Clinicians were quick to adopt two clinical practices that were introduced during the study period. Genetic testing to predict response to treatment in patients with metastatic colorectal cancer increased from just over 60% of practices to more than 80%. Testing for KRAS gene alterations when administering anti–epidermal growth factor receptor therapy increased from approximately 55% to approximately 85% of practices.

Throughout the study, close to 90% or more of physicians reported recommendations for adjuvant chemotherapy that concorded with guidelines. "On many adjuvant treatment measures, it appears that QOPI participants are already doing very well," Dr. Neuss said.

In the areas of smoking and fertility, however, practices were resistant to change despite strong evidence promoting specific care. Although physicians documented patients’ smoking status 90%-95% of the time, rates of smoking cessation counseling topped out at about 35%.
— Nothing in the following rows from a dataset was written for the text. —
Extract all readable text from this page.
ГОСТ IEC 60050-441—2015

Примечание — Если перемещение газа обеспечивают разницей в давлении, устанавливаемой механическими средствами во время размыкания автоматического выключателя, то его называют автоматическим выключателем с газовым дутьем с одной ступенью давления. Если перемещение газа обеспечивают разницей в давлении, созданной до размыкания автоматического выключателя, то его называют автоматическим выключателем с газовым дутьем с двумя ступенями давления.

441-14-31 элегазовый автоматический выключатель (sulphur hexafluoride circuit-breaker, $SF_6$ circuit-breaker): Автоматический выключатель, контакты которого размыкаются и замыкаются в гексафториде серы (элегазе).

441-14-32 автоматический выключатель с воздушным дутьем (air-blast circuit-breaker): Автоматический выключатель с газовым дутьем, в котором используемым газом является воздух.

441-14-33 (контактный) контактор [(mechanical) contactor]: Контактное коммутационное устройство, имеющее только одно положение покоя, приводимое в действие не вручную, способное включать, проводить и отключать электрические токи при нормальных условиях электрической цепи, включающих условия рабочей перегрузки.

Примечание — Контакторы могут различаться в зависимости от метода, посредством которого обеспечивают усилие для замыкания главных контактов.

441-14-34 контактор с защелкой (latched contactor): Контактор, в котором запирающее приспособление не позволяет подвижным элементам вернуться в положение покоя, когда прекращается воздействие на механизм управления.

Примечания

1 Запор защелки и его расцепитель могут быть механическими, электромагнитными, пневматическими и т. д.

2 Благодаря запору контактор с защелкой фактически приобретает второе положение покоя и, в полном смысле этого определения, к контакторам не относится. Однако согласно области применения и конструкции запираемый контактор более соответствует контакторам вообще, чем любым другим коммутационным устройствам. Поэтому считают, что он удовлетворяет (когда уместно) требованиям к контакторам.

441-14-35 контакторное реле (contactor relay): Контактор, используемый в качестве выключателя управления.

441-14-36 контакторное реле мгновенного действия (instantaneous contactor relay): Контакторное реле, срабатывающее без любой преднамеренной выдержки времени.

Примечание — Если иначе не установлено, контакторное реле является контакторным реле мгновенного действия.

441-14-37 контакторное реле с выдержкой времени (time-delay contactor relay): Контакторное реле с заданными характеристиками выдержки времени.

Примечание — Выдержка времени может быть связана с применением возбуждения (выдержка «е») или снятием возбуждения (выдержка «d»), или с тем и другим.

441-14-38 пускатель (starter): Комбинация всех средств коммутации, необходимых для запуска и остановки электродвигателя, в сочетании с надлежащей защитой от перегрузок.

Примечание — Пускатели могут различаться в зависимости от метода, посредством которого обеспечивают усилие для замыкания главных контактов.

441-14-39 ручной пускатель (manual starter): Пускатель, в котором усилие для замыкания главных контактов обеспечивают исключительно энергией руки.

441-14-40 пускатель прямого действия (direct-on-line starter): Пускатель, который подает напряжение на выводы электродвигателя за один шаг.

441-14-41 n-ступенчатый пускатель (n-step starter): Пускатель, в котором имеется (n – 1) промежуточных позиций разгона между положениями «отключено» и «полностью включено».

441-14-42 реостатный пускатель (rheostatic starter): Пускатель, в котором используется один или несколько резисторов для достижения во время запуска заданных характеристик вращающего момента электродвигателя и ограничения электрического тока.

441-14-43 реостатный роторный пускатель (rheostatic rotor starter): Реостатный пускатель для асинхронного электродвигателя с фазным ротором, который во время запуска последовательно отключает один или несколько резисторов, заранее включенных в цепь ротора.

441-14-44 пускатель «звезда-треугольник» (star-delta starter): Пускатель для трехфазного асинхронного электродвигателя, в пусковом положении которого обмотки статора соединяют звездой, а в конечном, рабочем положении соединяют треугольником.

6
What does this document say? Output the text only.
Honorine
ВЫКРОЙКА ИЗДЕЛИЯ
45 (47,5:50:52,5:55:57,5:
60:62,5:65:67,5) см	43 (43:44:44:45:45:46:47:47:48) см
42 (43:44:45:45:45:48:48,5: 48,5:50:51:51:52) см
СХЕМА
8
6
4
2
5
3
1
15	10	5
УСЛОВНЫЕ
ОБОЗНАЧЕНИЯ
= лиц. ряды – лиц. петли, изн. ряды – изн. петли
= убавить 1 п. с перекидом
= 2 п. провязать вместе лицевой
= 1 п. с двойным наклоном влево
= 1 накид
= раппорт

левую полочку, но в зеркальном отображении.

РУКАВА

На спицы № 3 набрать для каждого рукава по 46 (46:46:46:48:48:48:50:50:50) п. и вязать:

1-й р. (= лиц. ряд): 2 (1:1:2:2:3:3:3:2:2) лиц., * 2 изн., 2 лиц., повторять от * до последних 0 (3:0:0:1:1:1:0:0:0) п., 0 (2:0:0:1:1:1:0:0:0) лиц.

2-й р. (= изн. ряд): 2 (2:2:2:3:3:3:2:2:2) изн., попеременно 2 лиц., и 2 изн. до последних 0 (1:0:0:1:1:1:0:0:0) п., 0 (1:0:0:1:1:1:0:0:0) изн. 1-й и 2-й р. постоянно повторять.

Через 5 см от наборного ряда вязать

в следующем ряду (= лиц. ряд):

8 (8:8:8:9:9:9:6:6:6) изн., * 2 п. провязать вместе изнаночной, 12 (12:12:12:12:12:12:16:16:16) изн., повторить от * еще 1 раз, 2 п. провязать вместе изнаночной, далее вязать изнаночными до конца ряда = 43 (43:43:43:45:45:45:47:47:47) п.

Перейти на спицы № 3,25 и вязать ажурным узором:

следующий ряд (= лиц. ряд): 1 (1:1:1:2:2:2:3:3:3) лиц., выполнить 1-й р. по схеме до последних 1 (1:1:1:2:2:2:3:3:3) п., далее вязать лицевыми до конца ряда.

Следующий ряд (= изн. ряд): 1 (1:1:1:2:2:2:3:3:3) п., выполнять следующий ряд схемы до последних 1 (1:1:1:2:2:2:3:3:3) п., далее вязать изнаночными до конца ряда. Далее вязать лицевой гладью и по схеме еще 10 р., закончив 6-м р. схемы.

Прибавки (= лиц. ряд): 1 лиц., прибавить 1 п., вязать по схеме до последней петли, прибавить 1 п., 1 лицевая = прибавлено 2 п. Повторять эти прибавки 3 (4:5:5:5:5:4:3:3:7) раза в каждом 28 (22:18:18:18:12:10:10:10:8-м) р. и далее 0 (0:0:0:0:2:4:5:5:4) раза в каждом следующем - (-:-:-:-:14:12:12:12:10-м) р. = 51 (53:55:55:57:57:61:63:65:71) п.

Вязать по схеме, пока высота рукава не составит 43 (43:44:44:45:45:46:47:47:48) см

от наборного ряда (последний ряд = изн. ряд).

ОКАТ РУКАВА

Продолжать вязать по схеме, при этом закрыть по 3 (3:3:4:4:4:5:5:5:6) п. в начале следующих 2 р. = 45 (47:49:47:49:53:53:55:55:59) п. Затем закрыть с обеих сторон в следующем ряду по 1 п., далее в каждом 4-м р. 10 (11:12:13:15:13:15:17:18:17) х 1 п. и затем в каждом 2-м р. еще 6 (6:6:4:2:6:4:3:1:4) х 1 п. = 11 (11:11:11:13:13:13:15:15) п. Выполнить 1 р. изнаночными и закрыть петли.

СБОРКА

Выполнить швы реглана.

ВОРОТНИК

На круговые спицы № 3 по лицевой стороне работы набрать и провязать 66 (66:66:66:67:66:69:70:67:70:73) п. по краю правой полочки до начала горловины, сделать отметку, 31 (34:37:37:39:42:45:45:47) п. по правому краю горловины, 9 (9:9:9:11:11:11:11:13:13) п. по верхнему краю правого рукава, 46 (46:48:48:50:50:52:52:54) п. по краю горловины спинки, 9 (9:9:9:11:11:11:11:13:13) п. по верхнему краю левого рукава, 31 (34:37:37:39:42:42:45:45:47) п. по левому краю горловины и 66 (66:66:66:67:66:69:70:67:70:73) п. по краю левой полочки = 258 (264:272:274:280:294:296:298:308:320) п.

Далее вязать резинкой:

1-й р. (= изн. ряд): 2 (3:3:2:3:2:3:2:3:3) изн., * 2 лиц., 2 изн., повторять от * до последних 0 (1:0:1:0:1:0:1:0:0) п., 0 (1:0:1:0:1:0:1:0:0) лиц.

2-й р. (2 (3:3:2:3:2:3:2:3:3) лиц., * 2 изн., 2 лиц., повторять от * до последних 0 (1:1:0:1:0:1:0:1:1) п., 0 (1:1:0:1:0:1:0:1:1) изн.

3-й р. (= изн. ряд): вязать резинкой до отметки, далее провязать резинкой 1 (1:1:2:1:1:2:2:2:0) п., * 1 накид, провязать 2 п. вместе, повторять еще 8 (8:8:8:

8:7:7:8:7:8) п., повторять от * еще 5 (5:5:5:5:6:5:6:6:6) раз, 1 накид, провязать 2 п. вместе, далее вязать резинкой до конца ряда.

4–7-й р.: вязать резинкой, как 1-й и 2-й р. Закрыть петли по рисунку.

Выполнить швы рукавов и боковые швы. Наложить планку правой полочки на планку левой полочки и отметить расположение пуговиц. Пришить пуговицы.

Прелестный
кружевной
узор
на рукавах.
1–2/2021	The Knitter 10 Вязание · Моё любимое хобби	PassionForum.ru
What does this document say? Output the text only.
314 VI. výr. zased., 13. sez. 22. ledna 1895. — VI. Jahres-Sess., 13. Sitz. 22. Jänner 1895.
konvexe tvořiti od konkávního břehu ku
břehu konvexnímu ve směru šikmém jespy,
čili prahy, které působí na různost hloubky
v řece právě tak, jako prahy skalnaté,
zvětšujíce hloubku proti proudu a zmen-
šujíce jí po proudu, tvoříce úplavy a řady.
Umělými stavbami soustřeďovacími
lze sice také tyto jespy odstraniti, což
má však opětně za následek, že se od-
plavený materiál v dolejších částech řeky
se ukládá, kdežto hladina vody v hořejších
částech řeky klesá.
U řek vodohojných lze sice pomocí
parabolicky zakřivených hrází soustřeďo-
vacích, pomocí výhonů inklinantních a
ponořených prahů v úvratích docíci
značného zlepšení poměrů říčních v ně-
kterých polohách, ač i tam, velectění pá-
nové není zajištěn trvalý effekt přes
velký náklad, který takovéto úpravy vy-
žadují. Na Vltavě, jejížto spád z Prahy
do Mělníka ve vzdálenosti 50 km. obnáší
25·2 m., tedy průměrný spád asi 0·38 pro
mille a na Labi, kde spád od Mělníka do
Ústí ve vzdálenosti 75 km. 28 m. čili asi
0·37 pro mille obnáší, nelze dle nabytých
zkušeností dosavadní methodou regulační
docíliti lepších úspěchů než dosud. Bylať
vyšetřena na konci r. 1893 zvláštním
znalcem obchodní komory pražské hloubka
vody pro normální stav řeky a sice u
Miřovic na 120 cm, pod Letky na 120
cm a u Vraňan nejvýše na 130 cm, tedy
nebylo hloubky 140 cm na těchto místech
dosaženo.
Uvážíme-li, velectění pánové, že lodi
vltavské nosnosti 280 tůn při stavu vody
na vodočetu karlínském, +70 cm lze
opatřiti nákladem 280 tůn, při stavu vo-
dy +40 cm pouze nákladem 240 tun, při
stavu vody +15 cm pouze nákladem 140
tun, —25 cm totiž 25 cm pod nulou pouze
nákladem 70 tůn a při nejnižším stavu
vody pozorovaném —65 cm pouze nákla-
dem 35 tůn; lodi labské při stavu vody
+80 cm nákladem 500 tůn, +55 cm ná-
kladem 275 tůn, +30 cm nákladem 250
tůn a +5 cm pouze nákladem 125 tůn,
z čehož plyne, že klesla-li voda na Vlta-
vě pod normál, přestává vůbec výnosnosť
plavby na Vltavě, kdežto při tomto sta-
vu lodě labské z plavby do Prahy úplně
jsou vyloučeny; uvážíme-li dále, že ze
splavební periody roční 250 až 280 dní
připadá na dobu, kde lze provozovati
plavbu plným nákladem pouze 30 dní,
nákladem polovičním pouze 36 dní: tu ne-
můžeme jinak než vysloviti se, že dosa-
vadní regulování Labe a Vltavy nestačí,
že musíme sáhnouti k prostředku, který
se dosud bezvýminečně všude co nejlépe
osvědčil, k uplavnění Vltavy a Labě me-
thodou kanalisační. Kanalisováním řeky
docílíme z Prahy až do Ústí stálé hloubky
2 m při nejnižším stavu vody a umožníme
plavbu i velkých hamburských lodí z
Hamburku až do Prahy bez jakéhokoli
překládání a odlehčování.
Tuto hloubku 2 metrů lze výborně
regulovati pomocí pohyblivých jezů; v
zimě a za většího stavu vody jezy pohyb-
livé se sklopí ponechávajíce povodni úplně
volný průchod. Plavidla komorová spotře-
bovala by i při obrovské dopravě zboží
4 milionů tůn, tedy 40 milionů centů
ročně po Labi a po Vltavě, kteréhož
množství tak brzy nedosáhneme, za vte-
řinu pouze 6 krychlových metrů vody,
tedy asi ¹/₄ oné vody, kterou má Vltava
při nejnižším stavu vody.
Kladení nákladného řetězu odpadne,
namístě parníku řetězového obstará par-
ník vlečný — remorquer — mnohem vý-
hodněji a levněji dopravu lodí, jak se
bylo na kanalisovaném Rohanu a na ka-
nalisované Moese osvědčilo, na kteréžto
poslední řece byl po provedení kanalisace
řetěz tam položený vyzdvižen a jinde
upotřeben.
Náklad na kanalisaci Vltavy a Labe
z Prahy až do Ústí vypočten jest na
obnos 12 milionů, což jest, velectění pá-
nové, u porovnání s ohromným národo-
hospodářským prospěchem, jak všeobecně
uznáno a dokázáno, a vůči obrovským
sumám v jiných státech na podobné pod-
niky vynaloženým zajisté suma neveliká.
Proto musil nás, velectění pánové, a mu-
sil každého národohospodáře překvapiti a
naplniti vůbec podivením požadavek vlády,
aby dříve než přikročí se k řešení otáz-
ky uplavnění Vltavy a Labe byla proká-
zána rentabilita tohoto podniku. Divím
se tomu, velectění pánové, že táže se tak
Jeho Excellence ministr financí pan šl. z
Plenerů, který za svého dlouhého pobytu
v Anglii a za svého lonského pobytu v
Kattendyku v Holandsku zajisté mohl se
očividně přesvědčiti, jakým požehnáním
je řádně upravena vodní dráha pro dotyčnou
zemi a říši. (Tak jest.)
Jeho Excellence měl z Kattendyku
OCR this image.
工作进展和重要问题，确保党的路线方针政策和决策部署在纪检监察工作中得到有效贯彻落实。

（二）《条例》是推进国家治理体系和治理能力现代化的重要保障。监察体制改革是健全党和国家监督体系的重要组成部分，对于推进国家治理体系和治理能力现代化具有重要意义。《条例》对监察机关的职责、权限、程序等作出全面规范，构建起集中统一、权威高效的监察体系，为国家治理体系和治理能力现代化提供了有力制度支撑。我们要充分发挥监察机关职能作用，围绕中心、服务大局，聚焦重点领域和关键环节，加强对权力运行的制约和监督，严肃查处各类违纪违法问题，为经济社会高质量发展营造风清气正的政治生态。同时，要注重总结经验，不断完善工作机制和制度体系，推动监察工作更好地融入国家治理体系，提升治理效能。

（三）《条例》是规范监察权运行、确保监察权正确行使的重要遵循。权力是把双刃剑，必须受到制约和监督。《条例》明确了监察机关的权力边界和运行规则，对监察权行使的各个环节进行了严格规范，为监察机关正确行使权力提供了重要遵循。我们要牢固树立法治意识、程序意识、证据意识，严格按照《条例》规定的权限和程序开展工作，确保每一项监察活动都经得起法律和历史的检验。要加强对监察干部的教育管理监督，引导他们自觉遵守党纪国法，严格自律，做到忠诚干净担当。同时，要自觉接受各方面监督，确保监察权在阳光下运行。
"Similarly, there’s a good reason to tell people who may be rendered infertile by chemotherapy of this problem and of potential solutions to it," but no more than 30% of patients got discussions of infertility risks and only approximately 15% heard about fertility preservation options, Dr. Neuss said.

Data came from a larger cohort of approximately 2,000 physicians in 308 practices (comprising 15%-20% of U.S. oncologists) who participated in QOPI beta testing from 2006-2010. Twice yearly, physicians reviewed patients’ charts and filed a structured online report on an average of 100 preidentified measures that the QOPI uses to assess quality of care. Within 2 weeks, the practice would receive a report from QOPI on how the practice’s rates of compliance with recommended care compared with the ideal, rates for all practices in QOPI, and rates for practices similar to their own.

"It’s entirely up to you how you act on that result or ignore it," he said.

Each practice provided at least two rounds of data (averaging six rounds) and reported on 30 or more patients per round. The analysis looked at 50 measures of quality that did not change during the study period in seven modules – core quality measures, symptom management, end-of-life care, non-Hodgkin’s lymphoma, breast cancer, colorectal cancer, and non–small cell lung cancer.

The study excluded practices that did not provide a full data set, were located outside the United States, or that presented trainee data. The investigators developed a logistic regression model to accommodate varied performance at the start of QOPI, which normalized performance among groups and allowed assessment of each practice’s improvement.

QOPI has moved beyond beta testing and now includes more than 800 registered oncology practices participating, he said.

Dr. Neuss reported having no financial disclosures.